He grew up on a farm, he founded and tended and taught at one of the biggest school farms in Southern California and, now that he's retiring, well, he might just come by and lend a hand from time to time.
Retirement at the end of the school year June 15 won't be business as usual for Dick Mosbarger, a 27-year agriculture teacher at Fillmore High, but it won't be all hammocks and martinis either.
Mosbarger has worked seven days a week, all year long, on the high school's 50-acre farm. He's corralled farm animals that have broken loose and trotted off down California 126, and he's pulled tractors from countless ditches. The Fillmore resident has helped generations of students prepare show animals for the Ventura County Fair, and he has shown them how to shear sheep, cut meat and castrate pigs. He's done everything farmers do--but own a farm.
"If I can't have my own place," he said, surveying the 19-year-old demonstration farm's flower beds and swine units, "this is a lot more than I would have had on my own."
Mosbarger, 59, is credited with putting together an agricultural education program unmatched in most of Southern California, according to Bob Heuvel, regional agricultural supervisor for the state Department of Education. Heuvel's region includes Ventura, Los Angeles and Orange counties.

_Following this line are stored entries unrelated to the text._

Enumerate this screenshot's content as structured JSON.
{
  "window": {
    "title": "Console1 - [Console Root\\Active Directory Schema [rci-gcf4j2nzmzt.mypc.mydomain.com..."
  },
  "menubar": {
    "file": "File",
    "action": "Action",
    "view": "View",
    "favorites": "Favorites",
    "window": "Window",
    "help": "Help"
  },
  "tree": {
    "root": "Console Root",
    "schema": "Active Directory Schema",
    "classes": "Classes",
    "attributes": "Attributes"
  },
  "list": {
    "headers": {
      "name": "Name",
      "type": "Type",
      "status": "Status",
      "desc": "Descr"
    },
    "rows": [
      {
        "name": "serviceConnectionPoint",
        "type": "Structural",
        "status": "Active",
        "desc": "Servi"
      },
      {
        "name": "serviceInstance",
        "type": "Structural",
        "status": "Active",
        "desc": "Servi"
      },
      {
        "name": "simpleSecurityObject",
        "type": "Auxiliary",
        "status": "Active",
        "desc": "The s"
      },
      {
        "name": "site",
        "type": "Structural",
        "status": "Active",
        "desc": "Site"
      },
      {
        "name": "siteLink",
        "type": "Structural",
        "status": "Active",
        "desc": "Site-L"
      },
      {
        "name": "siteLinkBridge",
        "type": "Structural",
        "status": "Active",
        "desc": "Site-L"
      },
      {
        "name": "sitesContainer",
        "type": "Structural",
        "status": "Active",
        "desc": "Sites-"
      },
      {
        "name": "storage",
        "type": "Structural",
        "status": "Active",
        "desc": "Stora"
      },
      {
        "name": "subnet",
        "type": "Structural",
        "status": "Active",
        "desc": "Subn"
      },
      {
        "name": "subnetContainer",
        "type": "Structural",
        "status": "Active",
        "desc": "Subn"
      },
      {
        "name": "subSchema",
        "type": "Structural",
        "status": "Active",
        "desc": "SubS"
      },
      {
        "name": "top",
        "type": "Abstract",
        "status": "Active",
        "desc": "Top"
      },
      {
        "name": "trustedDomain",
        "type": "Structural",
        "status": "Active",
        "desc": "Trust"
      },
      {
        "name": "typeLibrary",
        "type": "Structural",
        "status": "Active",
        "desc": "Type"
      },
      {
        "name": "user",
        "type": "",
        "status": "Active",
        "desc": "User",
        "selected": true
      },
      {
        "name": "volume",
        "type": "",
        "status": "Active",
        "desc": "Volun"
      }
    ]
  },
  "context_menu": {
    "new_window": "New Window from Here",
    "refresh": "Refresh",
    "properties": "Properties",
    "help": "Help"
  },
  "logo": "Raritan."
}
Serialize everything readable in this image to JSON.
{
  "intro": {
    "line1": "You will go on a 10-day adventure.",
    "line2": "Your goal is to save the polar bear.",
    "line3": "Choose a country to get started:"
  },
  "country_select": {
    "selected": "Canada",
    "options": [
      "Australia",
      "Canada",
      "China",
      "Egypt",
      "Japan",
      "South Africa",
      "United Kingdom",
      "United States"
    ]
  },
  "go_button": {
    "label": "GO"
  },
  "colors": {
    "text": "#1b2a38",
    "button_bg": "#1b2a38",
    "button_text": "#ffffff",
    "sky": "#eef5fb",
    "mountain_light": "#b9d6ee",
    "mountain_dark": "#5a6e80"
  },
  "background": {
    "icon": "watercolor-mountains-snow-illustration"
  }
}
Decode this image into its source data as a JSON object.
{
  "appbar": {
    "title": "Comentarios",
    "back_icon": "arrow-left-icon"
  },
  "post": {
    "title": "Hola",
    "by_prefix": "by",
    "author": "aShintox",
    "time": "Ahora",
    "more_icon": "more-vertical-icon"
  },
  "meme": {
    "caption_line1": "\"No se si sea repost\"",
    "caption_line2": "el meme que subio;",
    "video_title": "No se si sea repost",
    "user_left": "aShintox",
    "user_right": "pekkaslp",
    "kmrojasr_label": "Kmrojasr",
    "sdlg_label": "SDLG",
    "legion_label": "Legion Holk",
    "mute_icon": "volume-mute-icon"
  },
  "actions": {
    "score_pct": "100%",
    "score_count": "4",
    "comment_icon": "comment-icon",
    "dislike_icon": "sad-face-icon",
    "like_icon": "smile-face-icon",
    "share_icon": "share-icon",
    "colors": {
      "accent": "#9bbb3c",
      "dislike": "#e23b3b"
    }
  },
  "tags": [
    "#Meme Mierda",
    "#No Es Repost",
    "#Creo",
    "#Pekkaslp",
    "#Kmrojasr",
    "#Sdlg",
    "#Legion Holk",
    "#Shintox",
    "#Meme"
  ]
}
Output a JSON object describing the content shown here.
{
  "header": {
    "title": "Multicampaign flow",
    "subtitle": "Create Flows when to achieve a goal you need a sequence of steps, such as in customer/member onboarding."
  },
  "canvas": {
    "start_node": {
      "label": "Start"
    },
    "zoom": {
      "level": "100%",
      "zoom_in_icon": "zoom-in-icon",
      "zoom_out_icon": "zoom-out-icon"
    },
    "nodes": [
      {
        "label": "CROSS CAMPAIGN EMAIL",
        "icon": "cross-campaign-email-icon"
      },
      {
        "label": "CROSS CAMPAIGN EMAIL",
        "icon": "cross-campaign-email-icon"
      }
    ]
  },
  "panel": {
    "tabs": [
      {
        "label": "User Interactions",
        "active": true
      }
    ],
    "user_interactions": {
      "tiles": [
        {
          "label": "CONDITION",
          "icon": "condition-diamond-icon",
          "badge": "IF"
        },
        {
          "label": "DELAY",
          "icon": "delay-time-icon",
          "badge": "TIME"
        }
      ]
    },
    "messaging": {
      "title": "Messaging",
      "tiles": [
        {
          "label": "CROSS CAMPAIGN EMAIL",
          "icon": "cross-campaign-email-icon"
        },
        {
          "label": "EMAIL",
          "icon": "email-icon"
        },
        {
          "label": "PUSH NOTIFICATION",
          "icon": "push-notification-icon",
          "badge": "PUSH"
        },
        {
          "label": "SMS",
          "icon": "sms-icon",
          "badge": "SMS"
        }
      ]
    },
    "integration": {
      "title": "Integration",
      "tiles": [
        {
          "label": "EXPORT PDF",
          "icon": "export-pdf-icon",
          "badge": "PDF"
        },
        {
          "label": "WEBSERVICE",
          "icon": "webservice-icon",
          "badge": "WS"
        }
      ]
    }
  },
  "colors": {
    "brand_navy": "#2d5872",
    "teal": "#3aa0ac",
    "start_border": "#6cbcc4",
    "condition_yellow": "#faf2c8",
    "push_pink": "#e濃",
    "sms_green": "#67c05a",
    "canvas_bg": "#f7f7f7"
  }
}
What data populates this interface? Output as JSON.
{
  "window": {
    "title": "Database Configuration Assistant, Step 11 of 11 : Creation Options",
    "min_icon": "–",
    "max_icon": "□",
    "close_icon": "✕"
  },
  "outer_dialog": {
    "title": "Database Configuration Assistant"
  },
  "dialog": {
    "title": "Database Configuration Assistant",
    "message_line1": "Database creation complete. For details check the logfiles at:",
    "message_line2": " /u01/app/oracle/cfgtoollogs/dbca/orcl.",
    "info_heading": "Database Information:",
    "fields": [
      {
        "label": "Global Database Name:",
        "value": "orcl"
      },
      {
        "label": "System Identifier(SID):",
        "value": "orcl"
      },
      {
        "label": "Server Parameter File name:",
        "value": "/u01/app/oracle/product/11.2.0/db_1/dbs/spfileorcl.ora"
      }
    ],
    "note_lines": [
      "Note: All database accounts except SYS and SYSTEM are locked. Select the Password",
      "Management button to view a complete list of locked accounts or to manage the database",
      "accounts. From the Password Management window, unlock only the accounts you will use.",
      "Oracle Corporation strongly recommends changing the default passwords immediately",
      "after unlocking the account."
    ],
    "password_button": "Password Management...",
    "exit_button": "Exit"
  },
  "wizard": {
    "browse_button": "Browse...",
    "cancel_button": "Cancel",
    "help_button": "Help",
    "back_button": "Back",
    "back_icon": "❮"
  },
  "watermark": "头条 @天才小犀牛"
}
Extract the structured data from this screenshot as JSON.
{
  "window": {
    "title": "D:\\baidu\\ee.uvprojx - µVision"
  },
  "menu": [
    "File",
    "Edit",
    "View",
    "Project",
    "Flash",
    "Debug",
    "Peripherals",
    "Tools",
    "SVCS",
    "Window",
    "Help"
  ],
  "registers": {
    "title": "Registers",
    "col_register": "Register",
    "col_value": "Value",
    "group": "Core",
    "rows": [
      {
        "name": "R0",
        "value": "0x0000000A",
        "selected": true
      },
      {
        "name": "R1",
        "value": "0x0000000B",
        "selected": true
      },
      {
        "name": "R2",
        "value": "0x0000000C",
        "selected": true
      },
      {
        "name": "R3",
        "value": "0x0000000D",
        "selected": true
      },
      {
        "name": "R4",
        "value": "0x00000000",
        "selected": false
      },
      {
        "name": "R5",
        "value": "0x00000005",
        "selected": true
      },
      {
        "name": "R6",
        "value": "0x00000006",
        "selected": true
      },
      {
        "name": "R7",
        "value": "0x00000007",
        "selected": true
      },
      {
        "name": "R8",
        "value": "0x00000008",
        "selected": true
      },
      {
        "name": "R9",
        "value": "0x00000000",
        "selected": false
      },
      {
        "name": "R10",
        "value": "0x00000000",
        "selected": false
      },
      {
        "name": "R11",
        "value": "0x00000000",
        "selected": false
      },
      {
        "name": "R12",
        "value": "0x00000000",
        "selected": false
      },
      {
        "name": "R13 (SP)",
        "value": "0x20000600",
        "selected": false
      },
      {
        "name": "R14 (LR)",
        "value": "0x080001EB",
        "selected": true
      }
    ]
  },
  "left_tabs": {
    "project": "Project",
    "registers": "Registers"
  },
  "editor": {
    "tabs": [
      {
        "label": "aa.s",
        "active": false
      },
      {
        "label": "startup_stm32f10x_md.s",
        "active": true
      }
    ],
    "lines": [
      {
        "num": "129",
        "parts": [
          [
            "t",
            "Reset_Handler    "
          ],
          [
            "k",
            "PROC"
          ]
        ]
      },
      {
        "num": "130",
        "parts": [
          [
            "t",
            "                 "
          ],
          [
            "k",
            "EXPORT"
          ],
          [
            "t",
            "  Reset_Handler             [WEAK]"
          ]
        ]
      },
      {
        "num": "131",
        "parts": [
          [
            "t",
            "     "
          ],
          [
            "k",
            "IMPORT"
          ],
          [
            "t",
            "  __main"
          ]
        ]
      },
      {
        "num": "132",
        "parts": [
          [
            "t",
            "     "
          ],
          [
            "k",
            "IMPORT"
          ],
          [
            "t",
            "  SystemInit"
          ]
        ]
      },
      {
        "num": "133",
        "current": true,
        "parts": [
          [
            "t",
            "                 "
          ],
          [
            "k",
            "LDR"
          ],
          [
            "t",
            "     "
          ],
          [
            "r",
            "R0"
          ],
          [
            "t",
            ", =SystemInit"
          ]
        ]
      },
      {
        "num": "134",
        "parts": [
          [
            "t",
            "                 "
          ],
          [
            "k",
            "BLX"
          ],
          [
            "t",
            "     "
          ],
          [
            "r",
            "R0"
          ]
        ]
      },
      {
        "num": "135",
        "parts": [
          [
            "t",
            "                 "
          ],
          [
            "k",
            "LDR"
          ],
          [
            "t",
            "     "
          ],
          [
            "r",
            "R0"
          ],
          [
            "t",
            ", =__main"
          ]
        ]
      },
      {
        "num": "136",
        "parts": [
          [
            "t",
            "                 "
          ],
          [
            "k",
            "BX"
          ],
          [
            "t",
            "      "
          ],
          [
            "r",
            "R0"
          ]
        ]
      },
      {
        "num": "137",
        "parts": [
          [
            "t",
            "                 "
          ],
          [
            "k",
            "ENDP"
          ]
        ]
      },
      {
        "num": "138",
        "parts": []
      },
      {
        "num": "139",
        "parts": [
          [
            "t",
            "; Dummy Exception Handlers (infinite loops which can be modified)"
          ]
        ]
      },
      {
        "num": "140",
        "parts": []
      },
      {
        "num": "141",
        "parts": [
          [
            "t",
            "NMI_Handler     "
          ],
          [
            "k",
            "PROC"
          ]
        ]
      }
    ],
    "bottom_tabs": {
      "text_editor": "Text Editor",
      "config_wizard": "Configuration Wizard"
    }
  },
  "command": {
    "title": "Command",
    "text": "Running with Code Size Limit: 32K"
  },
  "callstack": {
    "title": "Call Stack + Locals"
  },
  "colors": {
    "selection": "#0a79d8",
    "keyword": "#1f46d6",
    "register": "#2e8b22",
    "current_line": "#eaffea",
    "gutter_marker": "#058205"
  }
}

"Dick's highly respected in the region, particularly among his peers. Fillmore's school farm--the initiation and design of it--a lot of why they have what they have is due to Dick," Heuvel said.
What they have includes sheep, cattle, pigs, turkeys, poultry, a slaughter area, a meat laboratory where students learn how to cut up meat and a greenhouse. Animals are taken to market, but crops--particularly the farm's citrus groves--bring home the farm's bacon.
The farm's other major crop, of course, is students. About 125 of Fillmore's 800 students learn by doing on the farm each year.
Dick Richardson, a citrus grower who is a member of the Fillmore school board, was one of Mosbarger's students 25 years ago.
"It's a hard event for a lot of people to see him go," Richardson said.
"He has always been there, no matter what was needed. One thing I can say--as a student, then as a member of the Agriculture Advisory Committee and now as a board member, and with my own son now in the program--Dick never lost his enthusiasm for teaching. He was as enthusiastic when I was a student as he is now. He has taken the teaching profession seriously. It's not just a job."
Others have agreed. Mosbarger was twice named Citizen of Excellence by the California Agriculture Teachers Assn.
Some 500 Fillmore residents are expected at a party Saturday honoring Mosbarger and celebrating the 50th anniversary of the Fillmore chapter of Future Farmers of America--a group Mosbarger belonged to before he graduated from Fillmore High in 1947.
The ever-impending demise of the family farm has not panicked Mosbarger.
"With corporate farming, we find there is more opportunity to go into agriculture," Mosbarger said. "During the last five years, 70% of our grads went into related fields--service businesses like pest control, feed stores, the butcher trade. There are a lot of service businesses that support agriculture, which means there are lots of opportunities in the field other than farming."
Perched on a steel rail fence and deliberating over each word as he spoke, Mosbarger looked and sounded for all the world like the late Henry Fonda. Feelings are expressed carefully, the traditional style among farmers. He would not detail his plans for retirement, other than to say he would pitch in at the farm whenever asked.
"Oh, I'm going to miss it," Mosbarger said of his farm. Squinting at the sun, despite sitting in the shade, he continued after a moment: "But some of it I won't, like being called in the middle of the night because the animals are out."
Mosbarger recalled a middle-of-the-night call from the Sheriff's Department three months ago, telling him that the farm animals were on the loose again.
"I said I would never count the days to retirement until that night when I came over to put the animals back in and found all the animals had been let out--chickens, pigs, everything--including four animals walking down Highway 126. By the time we got them back in, it was 5 a.m. and, from that day on, I began counting."